The first reason why enterprise has become such a familiar term is - economics.  When it comes to IT, the private and public sectors have behaved like prospective brides at Filene’s basement sale.  This increased reliance networks, computers, mobile devices and databases comes with a price tag, a very big price tag.  In each of the last three fiscal years the Federal Government IT budget has topped $60,000,000,000, per year. (1)

Redundant, unconnected and incompatible information systems grew up like weeds in an untended garden.  Remember “islands of automation?”  This phenomenon was clearly understood in 1984 when the Department of Defense recognized that the military services each had logistics information systems that were not interoperable and could not exchange data, mostly because they were never designed to do so in the first place.  Why not?  Because they were bought by different people, with different funding, for different purposes, but with similar objectives.  The notion that information might need to be moved to other organizations for valid reasons never found its way into the requirements because to do so might jeopardize programs and funding streams.  There was no overarching enterprise perspective, and no clear need for enterprise-level efficiencies.  Today we have a different perspective. Organizations such as US Central Command are working hard to reduce, eliminate, combine and consolidate systems. CENTCOM has has gone from over 2,000 distinct applications down to less than two hundred, and is not stopping there.

The second reason is that over the last couple of decades we have slowly come to recognize that information is an asset that has as much strategic value as investment in modern production facility or a long range, stealthy precision-strike platform.  The problem is that we have stored it away in beautiful cylinders of excellence that can’t communicate across the enterprise, and we need that in order to be more agile and resilient in these fast-moving times.
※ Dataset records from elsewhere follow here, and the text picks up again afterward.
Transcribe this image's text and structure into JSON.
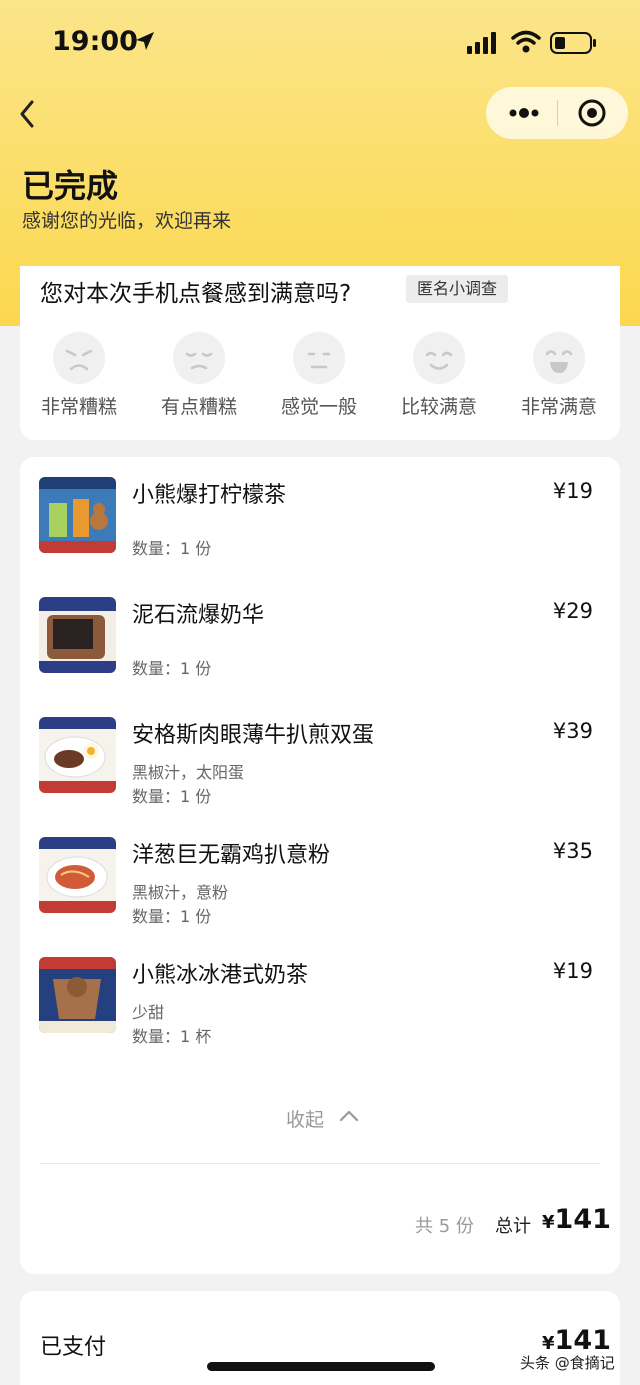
{
  "status_bar": {
    "time": "19:00"
  },
  "header": {
    "title": "已完成",
    "subtitle": "感谢您的光临，欢迎再来"
  },
  "survey": {
    "question": "您对本次手机点餐感到满意吗?",
    "badge": "匿名小调查",
    "options": [
      {
        "label": "非常糟糕",
        "icon": "very-bad-face-icon"
      },
      {
        "label": "有点糟糕",
        "icon": "bad-face-icon"
      },
      {
        "label": "感觉一般",
        "icon": "neutral-face-icon"
      },
      {
        "label": "比较满意",
        "icon": "good-face-icon"
      },
      {
        "label": "非常满意",
        "icon": "very-good-face-icon"
      }
    ]
  },
  "order": {
    "items": [
      {
        "name": "小熊爆打柠檬茶",
        "price": "¥19",
        "spec": "",
        "qty": "数量：1 份"
      },
      {
        "name": "泥石流爆奶华",
        "price": "¥29",
        "spec": "",
        "qty": "数量：1 份"
      },
      {
        "name": "安格斯肉眼薄牛扒煎双蛋",
        "price": "¥39",
        "spec": "黑椒汁，太阳蛋",
        "qty": "数量：1 份"
      },
      {
        "name": "洋葱巨无霸鸡扒意粉",
        "price": "¥35",
        "spec": "黑椒汁，意粉",
        "qty": "数量：1 份"
      },
      {
        "name": "小熊冰冰港式奶茶",
        "price": "¥19",
        "spec": "少甜",
        "qty": "数量：1 杯"
      }
    ],
    "collapse_label": "收起",
    "count_text": "共 5 份",
    "total_label": "总计",
    "total_symbol": "¥",
    "total_value": "141"
  },
  "payment": {
    "label": "已支付",
    "symbol": "¥",
    "value": "141"
  },
  "watermark": "头条 @食摘记",
  "colors": {
    "header_yellow": "#fbd84e",
    "background": "#f2f2f2",
    "card": "#ffffff"
  }
}
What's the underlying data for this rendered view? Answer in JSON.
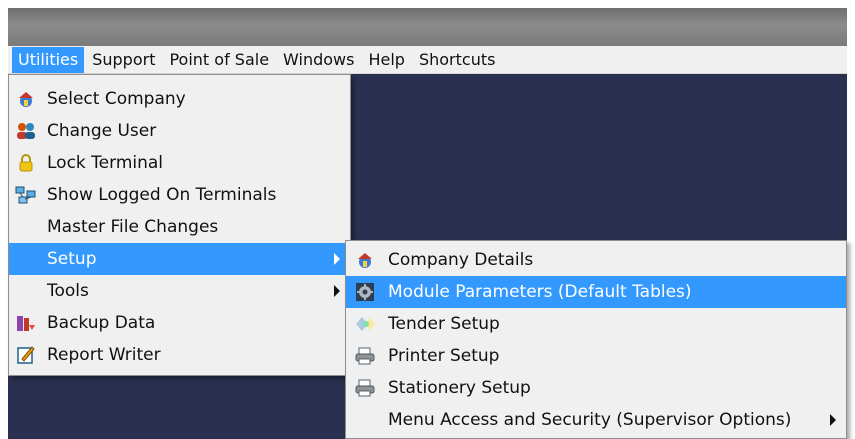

(1) Fiscal Year 2008 Information Technology Budget, Updated May 24, 2007

May 30, 2008

About this Weblog

This is my professional weblog site, where I intend to write about my observations on enterprises and their dealings with information from my vantage point running the Association for Enterprise Integration.  In this role I get to look at all aspects of information in, around and across the enterprise.  These are the topics I am writing about.

I intend for this to be a reasoned discourse and discussion.  Your comments are welcome.  Be advised I am censoring comments for "bad behavior" to protect you and me. Your e-mailed inputs to me are welcome as well.

This is my third venture into “blogging”.  My experience tells me that it takes real effort to keep a blog “on message”, not to wander off into irrelevant or unrelated topics.